The Evolution of Short Story Criticism: Then and now

Oct. 27, 2023, 1:11 a.m.

“We have professors of poetry and professors of ethnicized literature, but no professors of the short story,” Michael J. Collins said to a Stanford crowd on Tuesday. He joked that it may be because it would then be one’s job to read very little. 

On Oct. 24, Stanford University’s English, creative writing and American studies departments inaugurated Short Story Week with a gathering of eminent academics and writers from across the world, titled “Futures of Short Story Criticism: A Roundtable.” The Terrace Room at Margaret Jacks hosted excited undergraduates, graduate students and visiting academics for lunch with a side of a good story.

The event celebrated the publishing of the brand-new “Cambridge Companion to the American Short Story,” edited by Michael J. Collins and Stanford English professor Gavin Jones. Collins, who is the deputy head of American studies at King’s College London, was joined by eight other speakers from Stanford and other universities.

Like the “Companion,” Tuesday’s roundtable explored the definition of short story criticism, its evolution throughout literary history and the genre’s somewhat ambiguous relevance to readers and writers today. In his opening talk, Collins portrayed the short story as the underappreciated “gawky kid” of the literary family, hinting at the challenges it faces in an academic landscape and readership dominated by longer, “more glamorous” narratives like novels.

To lend context to the role of short stories today, Associate Professor Mark Algee-Hewitt gave an overview of the form’s history, noting that it emerged after the dominance of novels in the 19th century. Algee-Hewitt, who is a Stanford English department faculty member and the director of Stanford’s Literary Lab, underscored how the short story maintained its uniqueness while adapting over time. 

Inherently different in length from both poetry and novels, this form occupies a distinct literary space, according to speakers. Algee-Hewitt said that even today, in an era marked by rapid technological advancements, short stories continue to find their place in various media and genres. Their presence in modern formats like fanfiction, cell phone novels and screenplays challenges the notion that longer narratives are the sole literary currency of the digital age, he said.

Still, speakers explained that short stories struggle to garner attention in commercial publishing today due to their perceived lack of profitability and reader appeal. Seventh-year Ph.D. student Jessica C. Jordan spoke to one paradox of short story consumption today: short stories can be financially lucrative when distributed through magazines as a quick, enticing choice for readers, but the same stories tend to lose their appeal when bundled together in collections.

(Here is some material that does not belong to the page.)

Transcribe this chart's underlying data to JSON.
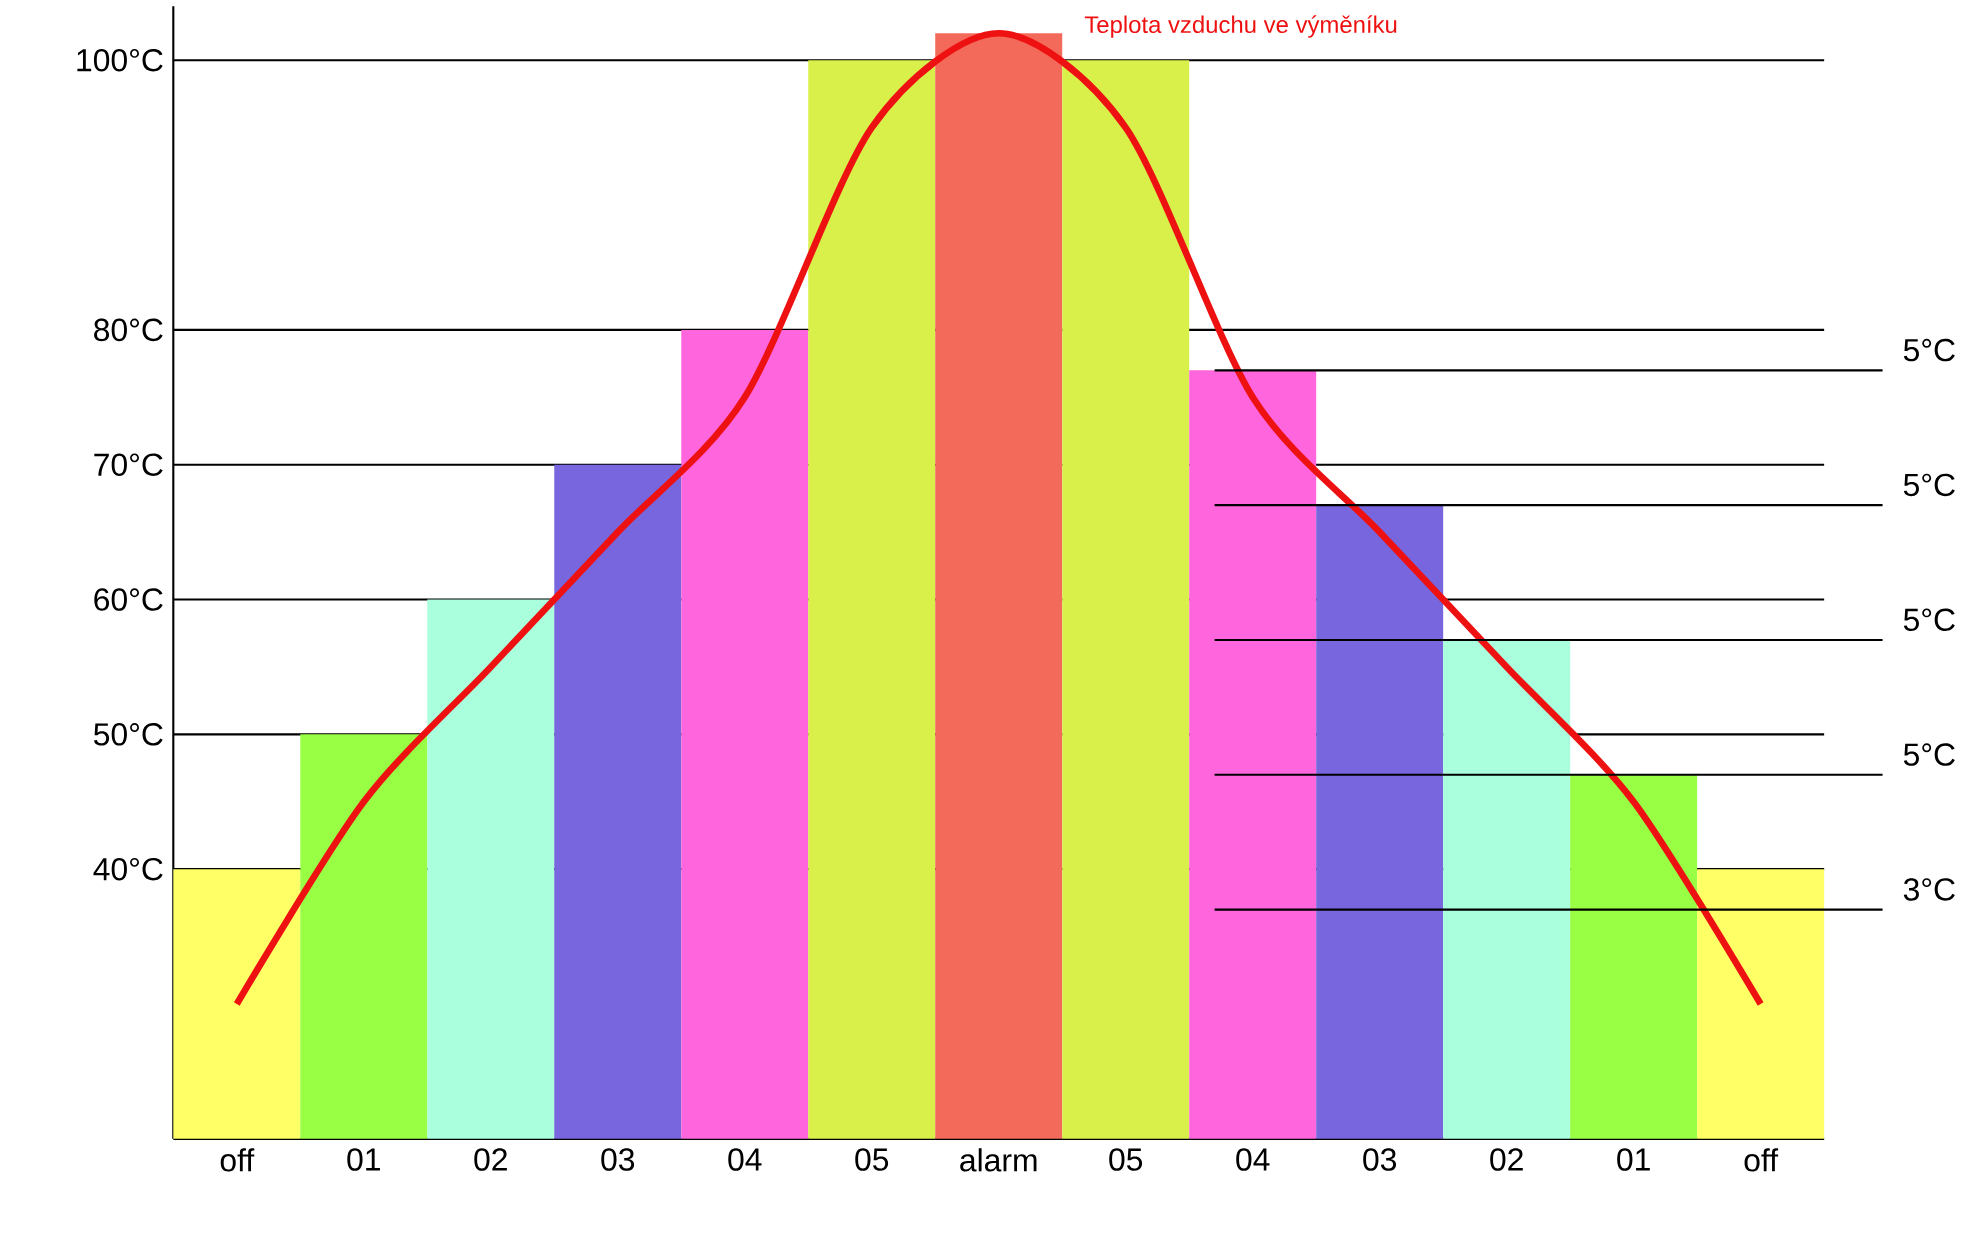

According to Jordan, this dichotomy encapsulates the short story’s unique market dynamics. Brevity captures the reader’s attention as a standalone piece, while the aggregate diminishes the allure.

McGill University assistant professor Alexander Manshel Ph.D. ’19, said that amid the shifting landscape of short story publishing, these works have found a niche in the mass educational system, particularly within high school English curricula. He identified this as another site of friction.

While short stories thrive on brevity and the ability to convey depth through minimalism, the English classroom environment often decompresses these details, leading to what Manshel termed “analytical maximalism.” In this academic setting, every element within a short story becomes a subject of scrutiny, emphasizing the stark contrast between the literary world’s perspective on short stories and their role within education.

Long Le-Khac, an assistant professor in the ethnic studies department at University of California, Berkeley, opined that short story analysis is at its best when it acknowledges and embraces the format’s unique place in the literary ecosystem. This intricate relationship between the literary form and its academic interpretation underscores the short story’s capacity for both brevity and depth.

Across the roundtable’s varied segments, speakers emphasized the enigmatic duality and endurance of the short story form.